In Foley of the Foreign Legion one of the officers betrays his men, and two soldiers choose desertion as the only option for survival. Blood and Ice shows us the sorts of men who were attracted to the Foreign Legion - vicious cut-throats who would murder their own mothers.

This is a long way from the rather romanticised world of Beau Geste.

There are three Foreign Legion stories. The remaining nine stories take place in the East, and again they are a world away from the usual romantic tales of adventure. Scum of the East tells us what the East can do to a man, how it can destroy him completely and leave behind nothing but a ruined shell.

Whispering Rubies and The Phantom Castle of Genghiz Khan are more traditional adventure tales, but they’re also very clever and original stories. Roscoe has a particular liking for stories involving sudden geological changes - lakes that appear and disappear, or islands that appear and then sink again.

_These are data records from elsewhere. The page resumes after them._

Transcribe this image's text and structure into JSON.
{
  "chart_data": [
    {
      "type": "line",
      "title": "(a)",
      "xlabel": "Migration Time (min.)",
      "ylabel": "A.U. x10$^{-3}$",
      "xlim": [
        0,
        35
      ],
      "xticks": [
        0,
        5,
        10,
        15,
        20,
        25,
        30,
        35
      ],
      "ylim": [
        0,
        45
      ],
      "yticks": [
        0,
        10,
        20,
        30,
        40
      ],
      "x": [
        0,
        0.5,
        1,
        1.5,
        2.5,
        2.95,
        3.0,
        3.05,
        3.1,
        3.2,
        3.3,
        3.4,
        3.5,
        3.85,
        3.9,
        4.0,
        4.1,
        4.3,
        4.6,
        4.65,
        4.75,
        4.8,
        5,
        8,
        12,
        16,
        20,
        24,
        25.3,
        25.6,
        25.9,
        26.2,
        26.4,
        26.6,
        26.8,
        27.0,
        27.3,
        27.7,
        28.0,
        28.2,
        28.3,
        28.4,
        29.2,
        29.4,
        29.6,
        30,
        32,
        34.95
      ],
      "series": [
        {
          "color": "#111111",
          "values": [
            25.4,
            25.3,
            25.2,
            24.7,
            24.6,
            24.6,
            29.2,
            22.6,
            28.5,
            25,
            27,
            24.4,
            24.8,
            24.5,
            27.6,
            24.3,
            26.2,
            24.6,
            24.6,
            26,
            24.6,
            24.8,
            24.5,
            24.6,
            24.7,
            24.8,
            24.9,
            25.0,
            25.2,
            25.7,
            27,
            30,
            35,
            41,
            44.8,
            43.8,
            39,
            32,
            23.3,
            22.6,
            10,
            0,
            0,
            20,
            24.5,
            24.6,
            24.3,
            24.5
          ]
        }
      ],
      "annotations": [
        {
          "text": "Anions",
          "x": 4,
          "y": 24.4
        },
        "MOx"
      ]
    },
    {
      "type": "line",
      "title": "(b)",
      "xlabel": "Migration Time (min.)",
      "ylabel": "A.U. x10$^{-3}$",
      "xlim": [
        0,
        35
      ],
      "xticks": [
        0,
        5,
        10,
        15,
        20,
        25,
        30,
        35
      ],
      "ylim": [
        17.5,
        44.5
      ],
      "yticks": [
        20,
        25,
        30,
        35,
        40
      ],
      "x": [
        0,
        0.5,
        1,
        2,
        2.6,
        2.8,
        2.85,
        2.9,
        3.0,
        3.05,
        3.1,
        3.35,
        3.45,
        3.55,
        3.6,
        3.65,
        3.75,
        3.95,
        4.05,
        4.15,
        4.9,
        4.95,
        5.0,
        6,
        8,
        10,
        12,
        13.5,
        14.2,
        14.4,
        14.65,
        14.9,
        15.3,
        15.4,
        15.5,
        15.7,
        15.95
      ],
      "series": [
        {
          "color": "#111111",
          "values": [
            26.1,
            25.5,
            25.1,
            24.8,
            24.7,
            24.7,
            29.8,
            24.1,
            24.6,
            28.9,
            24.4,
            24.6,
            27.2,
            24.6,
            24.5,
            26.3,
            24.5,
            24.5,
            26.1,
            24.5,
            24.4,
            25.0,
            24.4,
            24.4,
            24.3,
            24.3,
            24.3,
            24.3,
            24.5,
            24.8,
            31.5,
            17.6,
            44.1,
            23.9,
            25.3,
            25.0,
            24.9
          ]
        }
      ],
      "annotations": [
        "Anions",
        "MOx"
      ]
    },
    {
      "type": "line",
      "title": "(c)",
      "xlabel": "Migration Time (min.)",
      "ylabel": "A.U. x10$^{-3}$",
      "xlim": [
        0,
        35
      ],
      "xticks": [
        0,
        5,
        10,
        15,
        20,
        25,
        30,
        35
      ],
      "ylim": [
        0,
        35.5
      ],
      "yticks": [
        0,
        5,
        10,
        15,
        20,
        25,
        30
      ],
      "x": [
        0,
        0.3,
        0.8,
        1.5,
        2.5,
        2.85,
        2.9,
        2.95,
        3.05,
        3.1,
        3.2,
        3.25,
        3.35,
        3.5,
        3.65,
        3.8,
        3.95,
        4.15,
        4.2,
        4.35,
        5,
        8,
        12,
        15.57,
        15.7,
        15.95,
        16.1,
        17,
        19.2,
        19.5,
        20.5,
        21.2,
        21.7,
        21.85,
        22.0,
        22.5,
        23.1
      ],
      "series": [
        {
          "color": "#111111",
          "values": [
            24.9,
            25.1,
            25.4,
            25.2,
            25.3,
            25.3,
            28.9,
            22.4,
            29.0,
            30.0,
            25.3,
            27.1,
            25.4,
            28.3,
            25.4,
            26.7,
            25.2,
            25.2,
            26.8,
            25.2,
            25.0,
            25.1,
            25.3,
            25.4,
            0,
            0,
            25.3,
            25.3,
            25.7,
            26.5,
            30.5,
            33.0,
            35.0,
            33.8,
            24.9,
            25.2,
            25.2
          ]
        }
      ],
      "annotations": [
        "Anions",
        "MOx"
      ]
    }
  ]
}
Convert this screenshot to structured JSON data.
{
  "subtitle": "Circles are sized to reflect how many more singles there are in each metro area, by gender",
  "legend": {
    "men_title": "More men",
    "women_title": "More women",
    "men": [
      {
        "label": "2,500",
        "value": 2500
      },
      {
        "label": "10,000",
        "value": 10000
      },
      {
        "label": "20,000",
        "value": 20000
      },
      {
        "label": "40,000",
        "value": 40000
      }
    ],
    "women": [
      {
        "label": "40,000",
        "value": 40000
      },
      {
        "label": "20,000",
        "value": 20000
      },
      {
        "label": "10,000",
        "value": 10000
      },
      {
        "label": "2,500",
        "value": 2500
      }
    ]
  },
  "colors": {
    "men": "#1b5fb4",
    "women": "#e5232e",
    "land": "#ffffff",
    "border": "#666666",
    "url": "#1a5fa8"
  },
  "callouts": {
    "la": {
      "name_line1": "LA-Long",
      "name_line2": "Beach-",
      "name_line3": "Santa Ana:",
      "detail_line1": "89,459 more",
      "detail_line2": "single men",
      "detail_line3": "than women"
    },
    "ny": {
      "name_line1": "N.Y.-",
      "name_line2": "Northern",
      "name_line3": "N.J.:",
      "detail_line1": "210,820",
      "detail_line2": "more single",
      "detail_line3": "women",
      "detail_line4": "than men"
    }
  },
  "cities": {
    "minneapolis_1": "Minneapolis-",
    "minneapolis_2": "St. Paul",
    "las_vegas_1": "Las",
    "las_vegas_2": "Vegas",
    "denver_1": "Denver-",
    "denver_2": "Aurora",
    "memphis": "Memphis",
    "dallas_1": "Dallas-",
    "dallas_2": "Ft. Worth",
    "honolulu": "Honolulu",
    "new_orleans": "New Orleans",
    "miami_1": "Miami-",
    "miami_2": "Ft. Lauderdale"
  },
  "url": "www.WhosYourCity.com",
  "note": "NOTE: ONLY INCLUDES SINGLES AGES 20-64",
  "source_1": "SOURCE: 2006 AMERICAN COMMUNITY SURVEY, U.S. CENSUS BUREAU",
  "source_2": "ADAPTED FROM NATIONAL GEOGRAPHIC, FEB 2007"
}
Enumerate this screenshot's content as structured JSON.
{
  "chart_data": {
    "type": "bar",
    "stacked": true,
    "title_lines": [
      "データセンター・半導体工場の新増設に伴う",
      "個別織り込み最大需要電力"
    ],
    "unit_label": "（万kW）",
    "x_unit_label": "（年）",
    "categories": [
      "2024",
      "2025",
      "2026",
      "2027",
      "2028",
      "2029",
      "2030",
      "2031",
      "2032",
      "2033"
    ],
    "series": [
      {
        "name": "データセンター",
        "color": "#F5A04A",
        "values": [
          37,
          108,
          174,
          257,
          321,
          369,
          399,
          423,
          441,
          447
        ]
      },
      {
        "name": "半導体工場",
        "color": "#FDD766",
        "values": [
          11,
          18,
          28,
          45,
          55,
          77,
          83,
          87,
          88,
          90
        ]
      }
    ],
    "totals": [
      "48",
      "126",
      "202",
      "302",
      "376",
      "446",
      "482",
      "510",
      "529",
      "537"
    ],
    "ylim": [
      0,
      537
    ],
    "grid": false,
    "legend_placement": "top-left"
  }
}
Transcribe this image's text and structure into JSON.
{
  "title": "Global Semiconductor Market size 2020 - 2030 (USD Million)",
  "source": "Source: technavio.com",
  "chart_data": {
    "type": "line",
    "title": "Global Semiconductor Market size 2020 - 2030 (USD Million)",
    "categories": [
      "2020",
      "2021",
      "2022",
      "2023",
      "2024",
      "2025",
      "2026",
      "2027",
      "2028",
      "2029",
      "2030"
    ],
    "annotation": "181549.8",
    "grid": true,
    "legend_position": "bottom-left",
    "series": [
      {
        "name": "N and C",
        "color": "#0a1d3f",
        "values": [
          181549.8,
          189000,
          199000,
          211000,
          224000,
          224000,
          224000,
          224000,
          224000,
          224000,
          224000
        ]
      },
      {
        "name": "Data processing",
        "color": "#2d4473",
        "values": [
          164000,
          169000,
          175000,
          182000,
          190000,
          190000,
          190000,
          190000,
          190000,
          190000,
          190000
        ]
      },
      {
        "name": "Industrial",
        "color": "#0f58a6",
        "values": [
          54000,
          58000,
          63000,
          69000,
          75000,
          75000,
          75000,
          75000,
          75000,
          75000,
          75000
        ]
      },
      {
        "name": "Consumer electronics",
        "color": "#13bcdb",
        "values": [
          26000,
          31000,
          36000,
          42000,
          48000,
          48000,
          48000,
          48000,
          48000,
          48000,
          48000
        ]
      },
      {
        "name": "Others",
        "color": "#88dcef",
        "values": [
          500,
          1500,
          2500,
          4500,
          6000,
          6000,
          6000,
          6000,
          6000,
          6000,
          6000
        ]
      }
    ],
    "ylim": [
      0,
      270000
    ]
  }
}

Roscoe’s villains are extremely devilish. Borgan in Devil Dance and Captain Rachmaninoff in Yankee Beware are not merely vicious and corrupt - they are almost inhumanly so. They are devils in human form. There are no supernatural elements in any of these stories. Roscoe’s interest is in purely human evil and malevolent supernatural entities would simply be redundant.

Quite a few of the stories take place party of wholly at sea, and while the sea can be a cruel mistress it’s always other people that you really to fear. Greed is a major motivating force although for many of his villains the sheer joy of having power over their fellow humans is more important than mere greed.

Even Roscoe’s heroes are not conventionally heroic. They are often broken men who are offered one last of redemption, as in Scum of the East and Devil Dance. Or they’re criminal themselves, as in Penang Pearls. If they play the hero they do so reluctantly.

Roscoe’s view of the world is a dark and cynical one. Good often prevails, but it does so in unexpected and ironic ways, and it’s always a near-run thing.

The style is pulpy in the extreme. These are two-fisted tales of action and adventure and that’s what they deliver. Highly recommended.